Tumor-related immune heterogeneity between primary lesions and paired BMs
Emerging evidence suggests that brain is not an “immune privileged” organ as previously thought. The immune checkpoint therapy targeting the PD1/PD-L1 pathway has notably improved the survival outcomes of several types of malignant tumors, which also brought hope to patients with BMs. Higher PD-L1 expression of tumor cells and/or TILs density is always associated with favorable anti-PD1/PD-L1 immunotherapeutic efficacy(Ribas and Hu-Lieskovan 2016). However, in contrast with the primary lesions, the efficacy of immune checkpoint therapy targeting PD1/PD-L1 in BMs is indeed not so significant(Goldberg et al. 2016; Kluger et al. 2019). Herein, we assessed PD-L1 expression in a cohort of primary tumors and paired BMs by immunohistochemistry. Our study indicated that the expression level of PD-L1 in metastatic tumor cells was significantly lower than that of paired primary lung cancers (P = 0.0013) (Figure 5).

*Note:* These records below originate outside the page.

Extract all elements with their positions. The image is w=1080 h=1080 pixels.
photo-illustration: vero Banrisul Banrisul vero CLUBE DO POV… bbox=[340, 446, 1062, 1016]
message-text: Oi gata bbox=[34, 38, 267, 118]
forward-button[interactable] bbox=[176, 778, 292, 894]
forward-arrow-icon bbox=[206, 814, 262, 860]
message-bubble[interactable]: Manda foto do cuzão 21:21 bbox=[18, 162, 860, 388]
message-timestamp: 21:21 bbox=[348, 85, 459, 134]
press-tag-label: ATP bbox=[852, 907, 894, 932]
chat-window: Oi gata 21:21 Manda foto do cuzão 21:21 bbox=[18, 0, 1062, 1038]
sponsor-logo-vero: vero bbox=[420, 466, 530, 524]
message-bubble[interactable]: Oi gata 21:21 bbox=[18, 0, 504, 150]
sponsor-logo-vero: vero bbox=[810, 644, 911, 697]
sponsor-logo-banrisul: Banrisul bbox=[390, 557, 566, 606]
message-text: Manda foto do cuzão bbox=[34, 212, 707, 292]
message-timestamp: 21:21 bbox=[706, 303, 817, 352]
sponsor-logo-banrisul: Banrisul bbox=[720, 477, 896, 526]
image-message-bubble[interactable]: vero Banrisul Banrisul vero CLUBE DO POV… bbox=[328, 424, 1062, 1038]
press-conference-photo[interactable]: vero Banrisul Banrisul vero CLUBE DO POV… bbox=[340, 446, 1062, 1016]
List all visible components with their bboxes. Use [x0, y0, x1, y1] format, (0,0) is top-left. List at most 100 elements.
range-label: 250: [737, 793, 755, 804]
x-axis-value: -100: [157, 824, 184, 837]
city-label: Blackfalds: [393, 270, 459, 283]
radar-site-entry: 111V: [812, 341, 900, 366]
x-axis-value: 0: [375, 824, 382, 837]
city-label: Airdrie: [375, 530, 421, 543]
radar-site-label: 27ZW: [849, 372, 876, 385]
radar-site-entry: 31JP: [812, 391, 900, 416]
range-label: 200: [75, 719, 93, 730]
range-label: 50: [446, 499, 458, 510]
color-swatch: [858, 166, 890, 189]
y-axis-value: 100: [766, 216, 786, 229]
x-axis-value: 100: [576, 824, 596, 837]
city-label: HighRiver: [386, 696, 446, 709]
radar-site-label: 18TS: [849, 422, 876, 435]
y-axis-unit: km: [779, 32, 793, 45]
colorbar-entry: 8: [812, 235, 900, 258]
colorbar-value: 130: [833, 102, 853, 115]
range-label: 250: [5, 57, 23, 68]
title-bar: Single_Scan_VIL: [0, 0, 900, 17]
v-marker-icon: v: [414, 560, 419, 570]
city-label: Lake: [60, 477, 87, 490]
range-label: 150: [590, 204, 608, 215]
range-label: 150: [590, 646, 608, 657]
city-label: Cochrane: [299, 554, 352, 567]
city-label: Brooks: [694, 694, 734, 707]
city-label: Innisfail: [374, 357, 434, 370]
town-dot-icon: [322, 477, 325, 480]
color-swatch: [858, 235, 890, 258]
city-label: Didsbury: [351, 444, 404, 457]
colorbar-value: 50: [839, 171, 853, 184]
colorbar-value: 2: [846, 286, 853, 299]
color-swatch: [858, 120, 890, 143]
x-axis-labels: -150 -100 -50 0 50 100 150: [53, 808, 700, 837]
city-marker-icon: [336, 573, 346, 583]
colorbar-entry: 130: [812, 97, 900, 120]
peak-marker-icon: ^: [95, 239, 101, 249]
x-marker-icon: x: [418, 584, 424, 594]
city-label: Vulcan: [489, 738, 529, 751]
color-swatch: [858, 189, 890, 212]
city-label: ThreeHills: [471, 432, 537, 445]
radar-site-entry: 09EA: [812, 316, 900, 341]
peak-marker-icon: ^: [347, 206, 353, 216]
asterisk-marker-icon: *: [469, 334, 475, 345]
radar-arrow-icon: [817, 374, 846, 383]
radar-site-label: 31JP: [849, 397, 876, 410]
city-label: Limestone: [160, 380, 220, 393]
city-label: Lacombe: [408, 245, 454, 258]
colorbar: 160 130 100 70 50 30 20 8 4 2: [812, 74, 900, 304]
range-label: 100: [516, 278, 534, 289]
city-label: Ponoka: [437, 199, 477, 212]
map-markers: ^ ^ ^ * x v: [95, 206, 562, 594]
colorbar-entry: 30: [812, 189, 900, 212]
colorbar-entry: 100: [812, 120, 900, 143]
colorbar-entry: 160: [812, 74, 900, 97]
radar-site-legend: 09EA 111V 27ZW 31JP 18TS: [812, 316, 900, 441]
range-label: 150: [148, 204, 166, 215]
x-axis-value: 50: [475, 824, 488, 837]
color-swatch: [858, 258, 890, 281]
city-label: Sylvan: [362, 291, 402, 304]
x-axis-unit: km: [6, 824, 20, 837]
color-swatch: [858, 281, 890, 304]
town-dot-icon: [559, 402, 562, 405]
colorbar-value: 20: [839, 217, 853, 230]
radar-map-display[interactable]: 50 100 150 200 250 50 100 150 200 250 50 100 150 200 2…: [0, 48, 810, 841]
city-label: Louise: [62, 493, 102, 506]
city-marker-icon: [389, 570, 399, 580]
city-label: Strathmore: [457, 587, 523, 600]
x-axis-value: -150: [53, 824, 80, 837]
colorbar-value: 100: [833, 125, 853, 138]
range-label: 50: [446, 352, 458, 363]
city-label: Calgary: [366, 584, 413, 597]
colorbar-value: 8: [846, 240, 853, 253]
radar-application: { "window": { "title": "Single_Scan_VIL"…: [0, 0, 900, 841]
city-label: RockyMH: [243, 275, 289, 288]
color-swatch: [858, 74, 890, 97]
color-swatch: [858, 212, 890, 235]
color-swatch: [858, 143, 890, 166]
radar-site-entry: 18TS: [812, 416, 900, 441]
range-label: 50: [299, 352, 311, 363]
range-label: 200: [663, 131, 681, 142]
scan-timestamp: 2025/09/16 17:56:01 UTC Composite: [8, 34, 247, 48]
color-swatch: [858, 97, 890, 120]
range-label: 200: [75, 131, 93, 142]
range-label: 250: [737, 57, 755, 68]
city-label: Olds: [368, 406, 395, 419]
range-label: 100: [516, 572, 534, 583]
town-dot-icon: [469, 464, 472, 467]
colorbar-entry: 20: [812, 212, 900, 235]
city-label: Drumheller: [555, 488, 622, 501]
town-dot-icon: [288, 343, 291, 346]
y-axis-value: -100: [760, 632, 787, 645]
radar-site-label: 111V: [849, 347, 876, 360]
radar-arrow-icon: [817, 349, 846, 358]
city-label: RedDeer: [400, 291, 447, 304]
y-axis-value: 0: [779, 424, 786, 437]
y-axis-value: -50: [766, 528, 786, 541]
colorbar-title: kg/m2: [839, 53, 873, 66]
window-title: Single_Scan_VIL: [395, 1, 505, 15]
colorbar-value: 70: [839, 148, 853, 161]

TILs, especially CD8+ TILs, represent a favorable prognostic factor in several types of cancers(Gueguen et al. 2021). Meanwhile, CD8+ TILs performed as the final executor of PD1/PD-L1 pathway. A comparative study on primary tumors and paired metastases revealed that the density of CD8+ TILs in BMs was significantly lower than that of matched primary tumors (P = 0.0248) (Figure 6A-C). Our results also demonstrated a relatively lower density of CD4+ T cells in primary lung cancers (Case 2, 3, 7 and 11) and paired BMs, while the density of CD4+ T cells was higher in breast cancer (Case 4) and colorectal cancer (Case 10) (Supplementary Figure 4A, B). Although only Case 11 was treated with PD1/PD-L1 blockade immunotherapies in this cohort of retrospective study, the above analysis still benefits us to comprehensively insight the immune microenvironment of BMs, provides us novel clues to evaluate the efficacy of immunotherapy of BMs. In summary, BMs differed from paired primary tumors by showing notable immunosuppressive characteristics than primary tumors.
Analysis of immunohistochemical phenotypic heterogeneity between primary lesions and paired BMs
Finally, we integrative analyzed the molecular phenotypes of all 11 primary tumors and paired BMs. Although primary tumors and paired BMs shared pivotal molecular phenotypes, such as the EGFR expression and EML4-ALK fusion status in lung cancer cases (Case 2, Case 3, Case 7 and Case 11), ER, PR, and HER2 expression status in Case 4 (Supplementary Figure 3 and Supplementary Table 1). While comparatively analyzed tumor invasiveness (MMP2 and MMP9 staining) and tumor microvascular density (MVD) (CD34 staining), a notable difference of MVD was found between the primary tumors and paired BMs, and inter-BMs, with tumor MVD more plentiful in BMs than in the paired primary tumors (Figure 7A-C and Supplementary Figure 5A). Meanwhile, the expression of MMP2 and MMP9 in primary tumors was significantly higher than that in metastatic tumors (Supplementary Figure 5B, C).